Отлично вооруженные, на прекрасных лошадях, с хорошо поставленной разведкой, они представляли собой серьезную силу, грабили и терроризировали население, совершая набеги на аулы, убивали советских и партийных работников. Вступая в бой с частями Красной Армии, терпели поражение за поражением, но не сдавались.
В это исключительно трудное время были созданы первые национальные воинские формирования, добровольческие отряды, в одном из которых бился с басмачами Лаллыкхан, и специальные песковые соединения, такие, как 11-й песковый полк Ивана Ивановича Масленникова, сыгравший решающую роль в разгроме политического бандитизма в Средней Азии, уничтожив в последней битве в мае 1933 года объединенную банду Ахмед-бека, Дурды-Мурта и Бады-Дуза — наиболее закоренелых калтаманов басмачей.

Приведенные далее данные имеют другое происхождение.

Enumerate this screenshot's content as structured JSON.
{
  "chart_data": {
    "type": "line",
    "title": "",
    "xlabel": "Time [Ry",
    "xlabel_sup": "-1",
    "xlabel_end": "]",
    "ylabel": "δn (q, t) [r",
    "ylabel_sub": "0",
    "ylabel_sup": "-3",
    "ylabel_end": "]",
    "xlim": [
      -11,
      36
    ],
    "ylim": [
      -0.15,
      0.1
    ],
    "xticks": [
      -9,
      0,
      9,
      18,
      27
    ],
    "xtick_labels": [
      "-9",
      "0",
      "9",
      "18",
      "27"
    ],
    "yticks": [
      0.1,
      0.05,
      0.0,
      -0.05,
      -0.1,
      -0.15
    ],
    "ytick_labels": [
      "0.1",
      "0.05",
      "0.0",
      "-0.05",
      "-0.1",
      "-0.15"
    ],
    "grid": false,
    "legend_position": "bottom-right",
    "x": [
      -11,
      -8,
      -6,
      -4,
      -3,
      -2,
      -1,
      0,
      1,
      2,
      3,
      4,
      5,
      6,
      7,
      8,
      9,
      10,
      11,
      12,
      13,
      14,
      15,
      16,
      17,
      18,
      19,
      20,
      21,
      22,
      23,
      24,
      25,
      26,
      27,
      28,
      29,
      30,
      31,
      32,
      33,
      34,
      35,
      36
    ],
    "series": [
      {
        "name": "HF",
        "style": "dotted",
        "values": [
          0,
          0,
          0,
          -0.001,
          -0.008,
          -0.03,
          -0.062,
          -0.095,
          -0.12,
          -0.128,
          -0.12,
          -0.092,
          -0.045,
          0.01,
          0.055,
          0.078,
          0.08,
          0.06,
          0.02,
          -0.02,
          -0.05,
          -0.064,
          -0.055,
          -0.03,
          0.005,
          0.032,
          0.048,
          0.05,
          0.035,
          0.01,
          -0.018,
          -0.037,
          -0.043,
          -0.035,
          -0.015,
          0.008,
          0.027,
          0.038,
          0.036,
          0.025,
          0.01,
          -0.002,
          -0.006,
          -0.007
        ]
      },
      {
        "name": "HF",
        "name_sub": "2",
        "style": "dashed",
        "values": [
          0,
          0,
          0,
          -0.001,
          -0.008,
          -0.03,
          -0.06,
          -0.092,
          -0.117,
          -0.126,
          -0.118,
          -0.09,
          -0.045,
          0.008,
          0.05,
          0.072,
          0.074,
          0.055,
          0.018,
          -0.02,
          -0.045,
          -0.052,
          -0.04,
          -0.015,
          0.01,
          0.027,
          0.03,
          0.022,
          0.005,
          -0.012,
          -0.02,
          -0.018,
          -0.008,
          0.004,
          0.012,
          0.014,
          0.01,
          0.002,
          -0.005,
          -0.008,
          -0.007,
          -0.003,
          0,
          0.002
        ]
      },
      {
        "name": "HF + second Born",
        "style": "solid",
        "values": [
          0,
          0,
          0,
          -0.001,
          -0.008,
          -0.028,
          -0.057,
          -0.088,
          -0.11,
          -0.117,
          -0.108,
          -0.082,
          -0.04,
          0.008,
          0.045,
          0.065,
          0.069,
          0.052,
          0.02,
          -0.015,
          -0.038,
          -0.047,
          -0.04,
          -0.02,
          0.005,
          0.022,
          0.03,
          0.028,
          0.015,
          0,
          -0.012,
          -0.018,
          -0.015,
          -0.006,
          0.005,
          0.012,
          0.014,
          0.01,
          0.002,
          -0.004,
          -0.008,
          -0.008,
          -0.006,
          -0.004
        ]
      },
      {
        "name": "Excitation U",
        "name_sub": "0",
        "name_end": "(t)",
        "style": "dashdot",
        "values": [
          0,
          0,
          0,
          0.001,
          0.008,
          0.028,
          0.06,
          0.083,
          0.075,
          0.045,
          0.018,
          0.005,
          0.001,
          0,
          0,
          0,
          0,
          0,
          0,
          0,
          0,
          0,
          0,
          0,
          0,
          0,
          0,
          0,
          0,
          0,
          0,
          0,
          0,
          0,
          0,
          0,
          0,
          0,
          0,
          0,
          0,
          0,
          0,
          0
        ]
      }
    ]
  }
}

Яков не зря вспомнил о Джунаид-хане, именем которого и сейчас здесь, в Средней Азии, вершила свои черные дела контрреволюция. Со времени разгрома басмачества прошло всего девять лет, исторически ничтожно малый срок. Очень могло статься, что и до сих пор, как сказал полковник Артамонов, в таком месте, как аул Карагач, сохранились корешки политического бандитизма.
Размашистый мерный шаг верблюдов, покачивание в седле, постепенно стихающие порывы ветра, уже не так зло секущего лицо песком, зажигающиеся над головой крупные, словно опустившиеся к самым барханам звезды — все это навевало дрему и в то же время заставляло настороженно прислушиваться, оглядываться по сторонам. Яков подумал, что наверняка у резидента, если он здесь, отлично работает разведка. Но пока вокруг было тихо. Слишком тихо...
Чем ближе подходили к аулу, тем напряженнее раздумывал Яков о предстоящем поиске.
Только ли из-за продовольственной базы так далеко забрались главари гитлеровской агентуры?